Sunday, May 16, 2010

Relationship, Fellowship, Community

Sometime last year, my passion for the people in my life got heightened. I just got this sense that I needed to start really focusing on my interactions with others--in all relationships; in fellowship and community. Not just with the people I'm close to, but with people I might only cross paths with once; acquaintances; friends of friends. God calls us to be in relationship, and to be in community. He has blessed me with a core group of people that I see more, communicate with more, desire to grow more closely with, and whom I love fiercely. But I interact with so many other people, too.

I might be in a kindergarten in the morning, at playgroup in the afternoon, at Bible study that evening. The next day I might be in a family's home, and then at a consultant meeting, and providing respite somewhere that evening. How many people might I have interacted with in just 48 hours?

Needless to say, I've spent a lot of time recently thinking about my best fit at work, with friends, with family, in different social circles... where am I supposed to be building relationships? What does God want my different relationships to look like? And how do I live that out?

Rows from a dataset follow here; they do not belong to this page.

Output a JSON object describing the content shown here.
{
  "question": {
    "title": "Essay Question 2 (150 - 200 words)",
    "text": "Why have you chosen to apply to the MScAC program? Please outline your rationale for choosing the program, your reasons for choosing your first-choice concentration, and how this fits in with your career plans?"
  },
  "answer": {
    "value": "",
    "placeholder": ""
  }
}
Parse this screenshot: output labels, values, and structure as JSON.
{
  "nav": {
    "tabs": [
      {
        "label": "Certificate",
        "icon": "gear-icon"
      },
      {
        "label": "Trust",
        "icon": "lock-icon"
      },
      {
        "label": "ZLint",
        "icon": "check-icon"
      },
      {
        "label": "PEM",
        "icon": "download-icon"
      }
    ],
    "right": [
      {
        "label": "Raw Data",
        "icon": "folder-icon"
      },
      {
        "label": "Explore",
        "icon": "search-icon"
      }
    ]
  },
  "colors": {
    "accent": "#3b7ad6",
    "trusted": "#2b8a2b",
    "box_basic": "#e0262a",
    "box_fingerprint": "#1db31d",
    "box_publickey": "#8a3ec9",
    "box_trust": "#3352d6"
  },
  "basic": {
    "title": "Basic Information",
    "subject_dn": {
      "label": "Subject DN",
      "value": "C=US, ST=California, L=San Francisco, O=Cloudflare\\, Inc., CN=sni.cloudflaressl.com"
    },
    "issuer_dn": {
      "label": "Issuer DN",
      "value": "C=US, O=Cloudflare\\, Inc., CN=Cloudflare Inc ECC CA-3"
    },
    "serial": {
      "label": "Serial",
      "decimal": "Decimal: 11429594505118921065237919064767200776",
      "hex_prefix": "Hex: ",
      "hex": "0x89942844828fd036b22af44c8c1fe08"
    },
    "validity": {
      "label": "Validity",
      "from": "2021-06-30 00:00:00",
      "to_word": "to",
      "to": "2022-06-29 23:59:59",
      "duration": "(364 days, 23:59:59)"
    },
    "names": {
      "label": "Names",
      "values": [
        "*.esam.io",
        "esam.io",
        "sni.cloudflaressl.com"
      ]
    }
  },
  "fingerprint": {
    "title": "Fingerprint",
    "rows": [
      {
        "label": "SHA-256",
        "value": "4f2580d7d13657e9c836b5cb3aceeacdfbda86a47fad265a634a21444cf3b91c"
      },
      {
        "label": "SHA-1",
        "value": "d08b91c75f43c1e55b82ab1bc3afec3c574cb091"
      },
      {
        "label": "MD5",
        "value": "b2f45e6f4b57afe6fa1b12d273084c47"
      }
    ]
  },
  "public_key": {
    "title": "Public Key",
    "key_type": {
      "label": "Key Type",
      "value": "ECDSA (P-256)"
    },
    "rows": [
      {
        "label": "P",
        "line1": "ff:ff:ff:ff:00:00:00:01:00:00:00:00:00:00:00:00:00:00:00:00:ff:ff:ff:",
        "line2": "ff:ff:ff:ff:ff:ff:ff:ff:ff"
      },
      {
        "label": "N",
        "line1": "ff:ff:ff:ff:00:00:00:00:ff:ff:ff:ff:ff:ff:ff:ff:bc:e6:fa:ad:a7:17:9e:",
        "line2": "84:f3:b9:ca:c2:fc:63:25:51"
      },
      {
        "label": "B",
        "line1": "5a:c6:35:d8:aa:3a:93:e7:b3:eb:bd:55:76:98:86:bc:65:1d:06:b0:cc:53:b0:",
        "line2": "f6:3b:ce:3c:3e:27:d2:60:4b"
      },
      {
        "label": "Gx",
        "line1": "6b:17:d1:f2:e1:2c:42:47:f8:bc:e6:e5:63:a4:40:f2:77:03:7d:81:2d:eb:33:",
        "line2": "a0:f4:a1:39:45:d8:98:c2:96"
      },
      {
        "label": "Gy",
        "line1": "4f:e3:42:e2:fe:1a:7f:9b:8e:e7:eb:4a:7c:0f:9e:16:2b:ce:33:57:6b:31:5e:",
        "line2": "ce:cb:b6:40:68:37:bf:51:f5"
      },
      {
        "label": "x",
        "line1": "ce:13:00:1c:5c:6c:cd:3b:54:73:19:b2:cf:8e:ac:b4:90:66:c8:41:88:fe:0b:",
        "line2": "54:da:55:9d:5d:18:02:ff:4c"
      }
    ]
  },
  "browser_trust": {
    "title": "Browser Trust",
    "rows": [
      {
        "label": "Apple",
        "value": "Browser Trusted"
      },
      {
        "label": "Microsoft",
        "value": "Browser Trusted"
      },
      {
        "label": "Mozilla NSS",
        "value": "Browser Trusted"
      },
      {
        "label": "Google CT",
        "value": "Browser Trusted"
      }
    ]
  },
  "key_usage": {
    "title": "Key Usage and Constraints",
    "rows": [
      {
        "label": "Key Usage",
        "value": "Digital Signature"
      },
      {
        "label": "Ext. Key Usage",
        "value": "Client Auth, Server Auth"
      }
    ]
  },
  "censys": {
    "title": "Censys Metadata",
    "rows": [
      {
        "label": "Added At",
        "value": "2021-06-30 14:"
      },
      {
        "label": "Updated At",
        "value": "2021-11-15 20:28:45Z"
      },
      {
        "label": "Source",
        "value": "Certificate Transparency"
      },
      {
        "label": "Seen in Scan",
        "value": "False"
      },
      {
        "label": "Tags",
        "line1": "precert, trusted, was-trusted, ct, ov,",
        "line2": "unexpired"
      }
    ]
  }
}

Via a link off another blog I tend to follow, I found an interesting article on relationships. It is something I think I intuitively figured out several years ago, but never really thought about overtly. It talks about being in relationship not solely for what each person brings to the relationship, but for who each person is in the relationship. Not expecting that because someone is a certain type of friend or colleague, they will fulfill criteria X, Y, and Z; but instead, that friend or colleague brings something of themselves which gives the relationship value, regardless of what they do, but instead, because of who they are.

Interestingly, I think--at least, for myself--this mindset is more likely in relationships that have I've been in for a long time. While each of the people I am close to have strengths that I admire, and that I expect I can count on them for (as I'm assuming others would of me), my desire to spend time with them or grow the relationship starts to have less and less to do with their tangible contributions to the relationship, and more and more to do with just wanting to enjoy that person.


What I've been wanting to do is be able to extend that to the relationships that don't necessarily have a history behind them. To enjoy families that I might only interact with once, and not just carry out the consulting role I am expected to perform. To not expect something specific out of a relationship just because that person meets criteria X when we hang out, but to just be with the person. And the opposite: to seek to build a relationship with someone I might not necessarily take the time to form a deep relationship with because I only expect them to meet criteria X.

It's a work in progress, but it's a blessing-filled journey so far!